Il Segretario al Tesoro Scott Bessent ha difeso pubblicamente, venerdì, i piani per concedere linee di swap in dollari permanenti agli alleati del Golfo e dell’Asia. Ha presentato questa espansione come un contrappeso ai sistemi di pagamento alternativi che stanno erodendo il ruolo di riserva del dollaro.
In una dichiarazione pubblica dove ha spiegato in dettaglio la situazione, Bessent ha affermato che le discussioni riflettono la normale diplomazia del Tesoro con i partner che detengono grandi riserve in dollari. Ha sostenuto che l’ampliamento della rete di swap della Federal Reserve rafforzerebbe la liquidità in dollari all’estero e genererebbe interessi a favore dei contribuenti statunitensi.
Perché gli alleati del Golfo e dell’Asia vogliono ora linee di swap in dollari
La tempistica riflette la pressione derivante dal conflitto con l’Iran. Nel frattempo, i ricavi petroliferi sotto pressione hanno ridotto la disponibilità di dollari per gli esportatori di energia del Golfo che prezzano le loro spedizioni in USD.

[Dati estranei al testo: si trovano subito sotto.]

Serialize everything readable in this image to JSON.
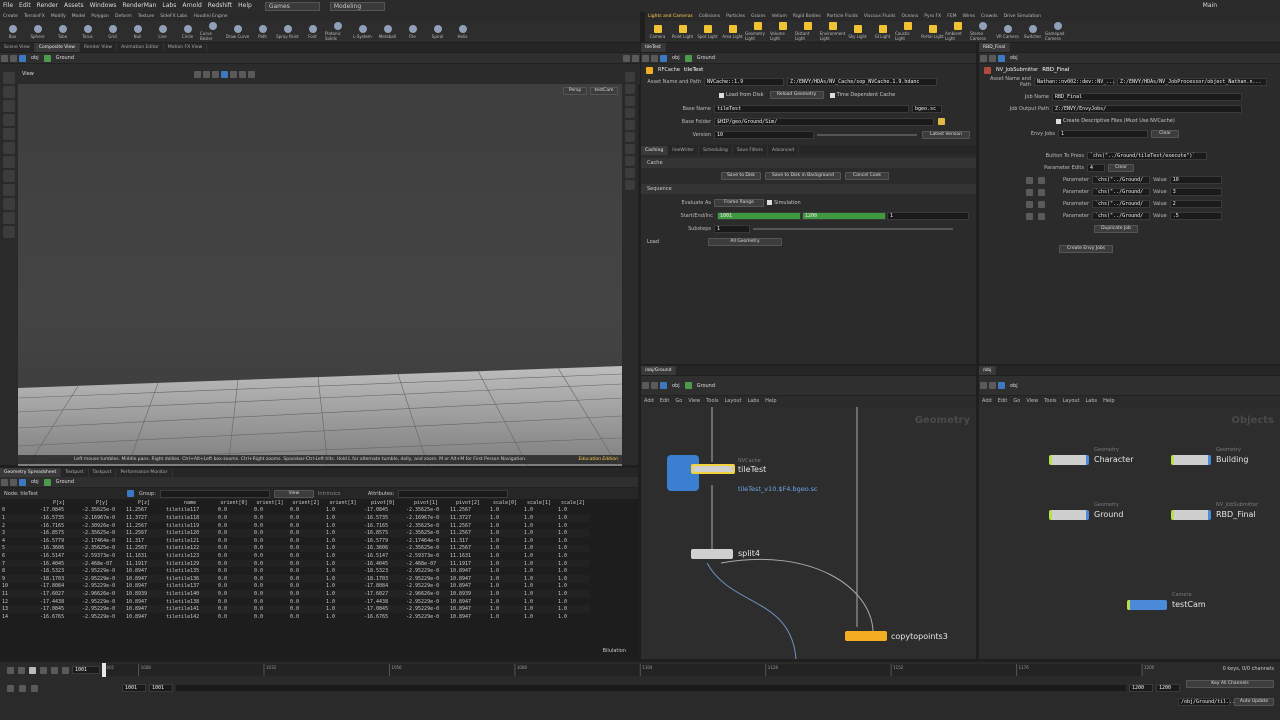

Secondo quanto riportato, funzionari degli Emirati Arabi Uniti hanno sollevato l’idea di una linea di swap con Bessent e con contatti della Fed la scorsa settimana. Il presidente Donald Trump ha dichiarato il 21 aprile che una struttura per gli Emirati Arabi Uniti era oggetto di attenta valutazione.
Le interruzioni attorno allo Stretto di Hormuz hanno compresso la liquidità in dollari per le banche del Golfo. Questa pressione sta quindi spingendo gli alleati a rivolgersi alla Fed per ottenere un supporto a breve termine.
Le linee di swap come scudo contro le alternative di pagamento
Bessent ha collegato la proposta alla necessità di contrastare reti di pagamento concorrenti. Ha citato le iniziative guidate dai BRICS e il commercio energetico regolato in yuan.
Le nuove linee permanenti creerebbero dei centri di finanziamento in dollari a Dubai, Abu Dhabi e in selezionati hub asiatici.
Questo cambiamento rappresenterebbe un’espansione ben al di là dei cinque attuali partner della Fed: Canada, Regno Unito, Eurozona, Giappone e Svizzera.
Il provvedimento appare a basso rischio poiché gli stati del Golfo hanno bilanci più solidi rispetto a molti partner di swap attuali. Tuttavia, gli scettici potrebbero sostenere che questo piano assomigli a un salvataggio e che trasmetta un segnale di debolezza, anziché di forza, per il dollaro.
L’estensione formale delle strutture permanenti da parte della Fed potrebbe comunque dipendere dalle prossime decisioni di governance e dalla volontà politica.
Se approvata, questa espansione rappresenterebbe il maggiore cambiamento alla rete permanente di swap da oltre un decennio.
Nel frattempo, l’iniziativa viaggia in parallelo con la più ampia scommessa di Bessent sulle stablecoin in dollari e sulle riforme dei mercati dei capitali per preservare la dominance dell’USD.